倫理、あるいはモラル

2020年5月4日

倫理、モラルという言葉に、今まではずいぶん振り回されてた様な気がします。

簡単にいうと、何か良いこと、善なることをしなければならないという、半ば強迫観念のようなものが付き纏っていて、その辺のありようが性分として苦手だったからです。

ところが、最近になってだんだんその桎梏から解き放されているように感じています。

そのきっかけになったのが、倫理とは何か特別なものではなく、物事を持続させるために必要な力だという理解に達したからだと思っています。

 

ドイツの諺に「嘘は短足」というのがあります。直訳したわけですが、意味を汲んで訳すと、嘘は長くは歩けないとなります。嘘はすぐにバレてしまうので長くは続かないということです。

嘘も方便という言い方もありますが、こちらは大切な処世術です。この意味は嘘をつくことが本意ではなく、嘘を善意に、前に導くために用いているわけで、嘘を肯定しているのではなく、アイロニカルな、あるいはユーモアを含んだ逆説的な表現のはずです。基本的には嘘はよくないと認めた上での含みのある言い回しです。大人の味がします。

 

さて、話を元に戻すと、倫理は長続きさせる力のことだったのです。ということは嘘の反対です。嘘では物事は長続きしないからです。嘘をゴリ押しして、権力を後ろ盾にプロパガンダとして、嘘でもなりふり構わず百回いえば本当に聞こえてくるなどと言う言い方を私は認めません。

一般的には嘘の反対は正直と言うことになっていますが、この形では深いところには達しないと思います。正直とは本当のことを言うわけですが、この本当のことと言うのが難しいことだからです。知らないうちに権力と結びついてしまうと、本当らしく見えるものが後から見れば嘘だったと言うことにもなりかねない、危なっかしいものなのです。これでは、子どものやっている、嘘・本当ごっこのような遊びの延長です。

 

ですからここで、嘘の反対を正直者であれということに結びつけると、私が考えている倫理から遠ざかってしまいます。

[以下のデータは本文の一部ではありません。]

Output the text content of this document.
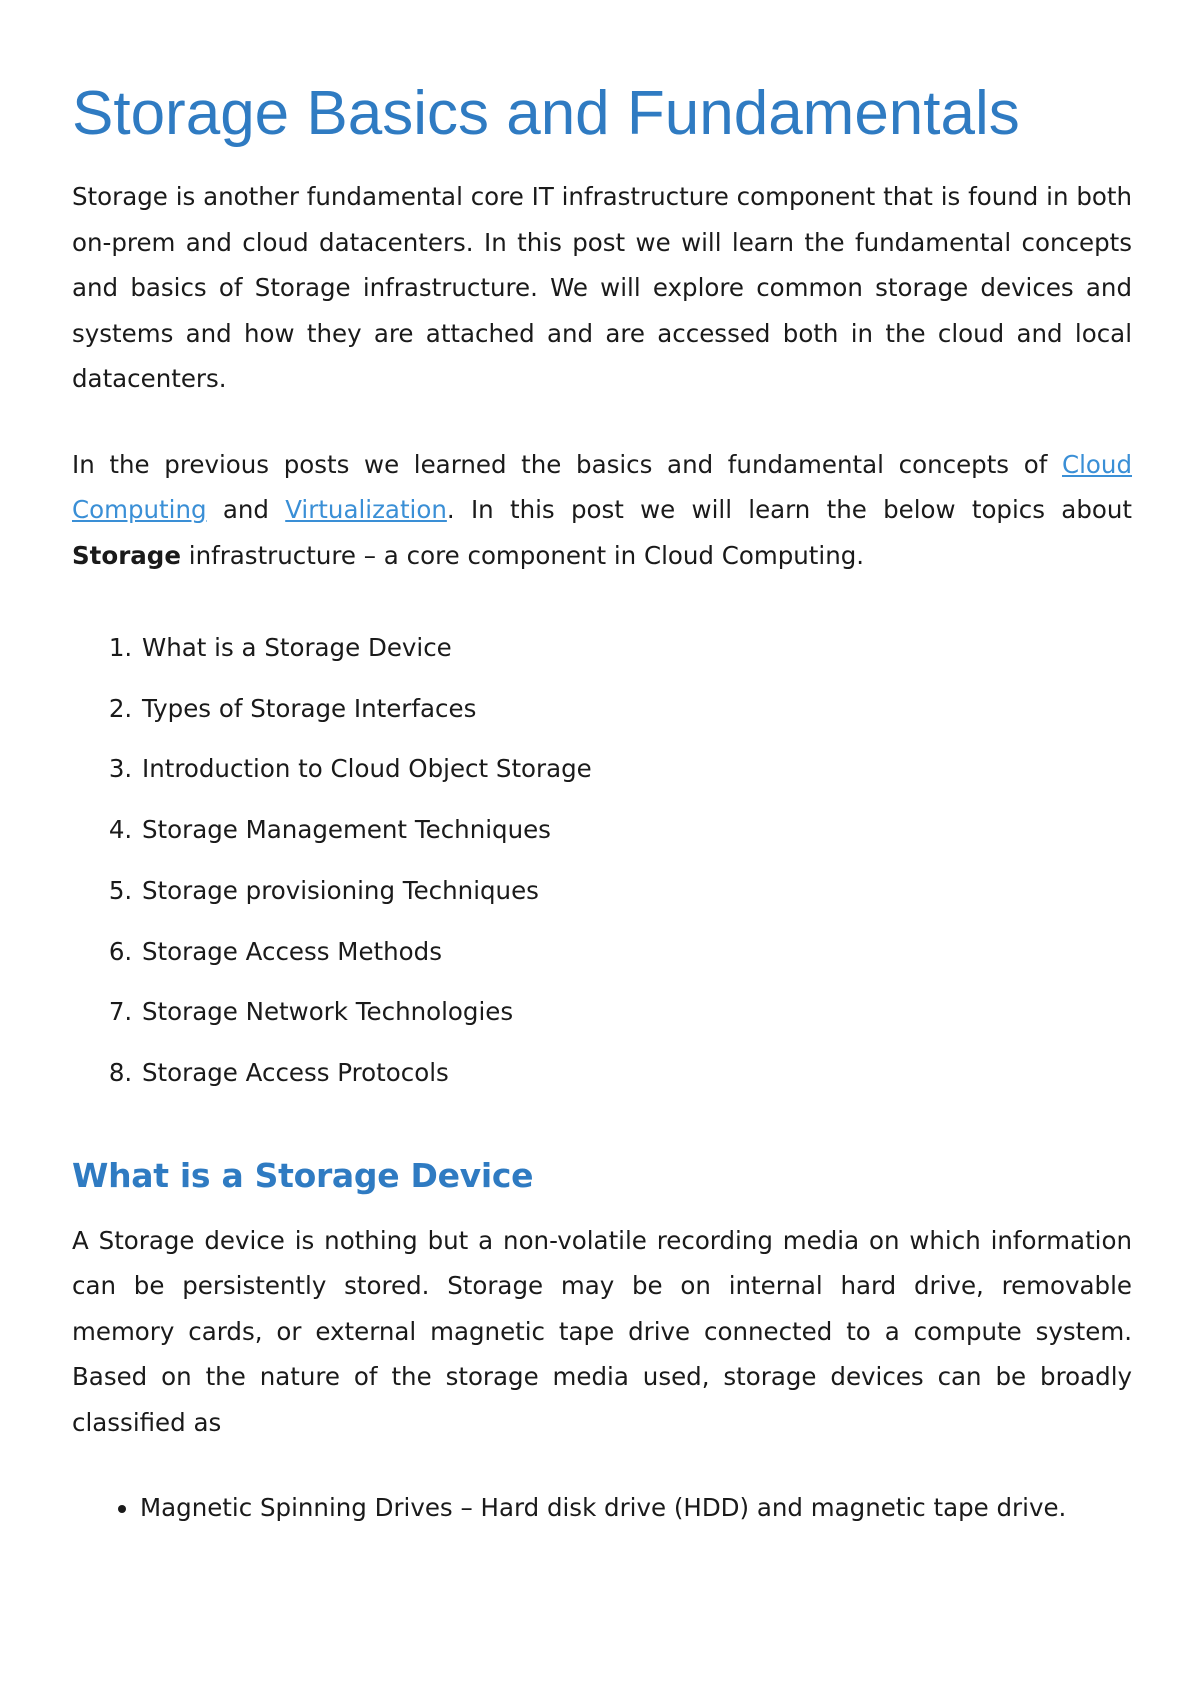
Storage Basics and Fundamentals

Storage is another fundamental core IT infrastructure component that is found in both on-prem and cloud datacenters. In this post we will learn the fundamental concepts and basics of Storage infrastructure. We will explore common storage devices and systems and how they are attached and are accessed both in the cloud and local datacenters.

In the previous posts we learned the basics and fundamental concepts of Cloud Computing and Virtualization. In this post we will learn the below topics about Storage infrastructure – a core component in Cloud Computing.

1. What is a Storage Device
2. Types of Storage Interfaces
3. Introduction to Cloud Object Storage
4. Storage Management Techniques
5. Storage provisioning Techniques
6. Storage Access Methods
7. Storage Network Technologies
8. Storage Access Protocols
What is a Storage Device

A Storage device is nothing but a non-volatile recording media on which information can be persistently stored. Storage may be on internal hard drive, removable memory cards, or external magnetic tape drive connected to a compute system. Based on the nature of the storage media used, storage devices can be broadly classified as

• Magnetic Spinning Drives – Hard disk drive (HDD) and magnetic tape drive.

では倫理はどこにあるのかと言うと、善悪で片付けられないところにあるのです。善悪の彼岸でもなく、善悪以前でもなく、善でもなく悪でもないところにあるのが倫理です.結果として善という事はあっても、善を目指してしまうと、倫理から外れるのです。もちろん善を装った悪などは言語道断です。

 

物事を続けるために必要なものというと、すぐに制度のようなもので整えることを考えますが、制度と倫理は相当違います。制度化するとそこにはすぐ権力という罠が仕掛けられてしまい、せっかく味のあるものが、人間関係などでヒエラリルキー化してしまい挙げ句の果てに硬直化してつまらないものになってしまうことが多々あります。制度化も必要な要員ですが、それだけではない別のものが必要になってきます。それが働いていないと物事の持続は望めないのです。とは言っても結局は見えない力のようなものですから、それがそこで働いているかどうかということは証明できないのです。という事は今日の思考的習慣からすると、ないものになってしまいます。残念ながらそれが倫理なのです。倫理については、個人の主観に任せられてしまい、何を言ってもいいということにすらなってしまうものなのです。

 

倫理というのは元々存在している力ではないということにも触れたいと思います。本能ではない、つまりどこかにあるものではないということです。唐突ではが、自由によく似ています。選択の自由はわかりやすく、それが自由だと考えてしまいがたちですが、自由というのも、究極的な言い方をすれば、どこにもないものなのです(いつかこのことにも触れたいと思います)。

倫理というのは社会的に、公共の場にあるものではなく、そしてこれは特に大切なことなのですが、いかなる権力のもとにもなく、個人の意識の持ち方次第で作られるものだということです。つまり倫理は意識の産物で、意識が低ければ低い倫理がそこにあり、意識の高い人のもとには高い倫理があるということです。

意識の高さというのは、自意識からどこまで解放されているのかということだと思っています。自意識から解放された意識は、そもそもは祝福されるべきものなのですが、ある意味では危険な状態に陥ることがあります。それは境界が消えて、自分がわからなくなってしまい、意識だけが無限に広がってゆくこともあるからです。

では倫理のための修練はどんなものなのかということですが、自意識をなくすこと、それが一番の近道のような気がします。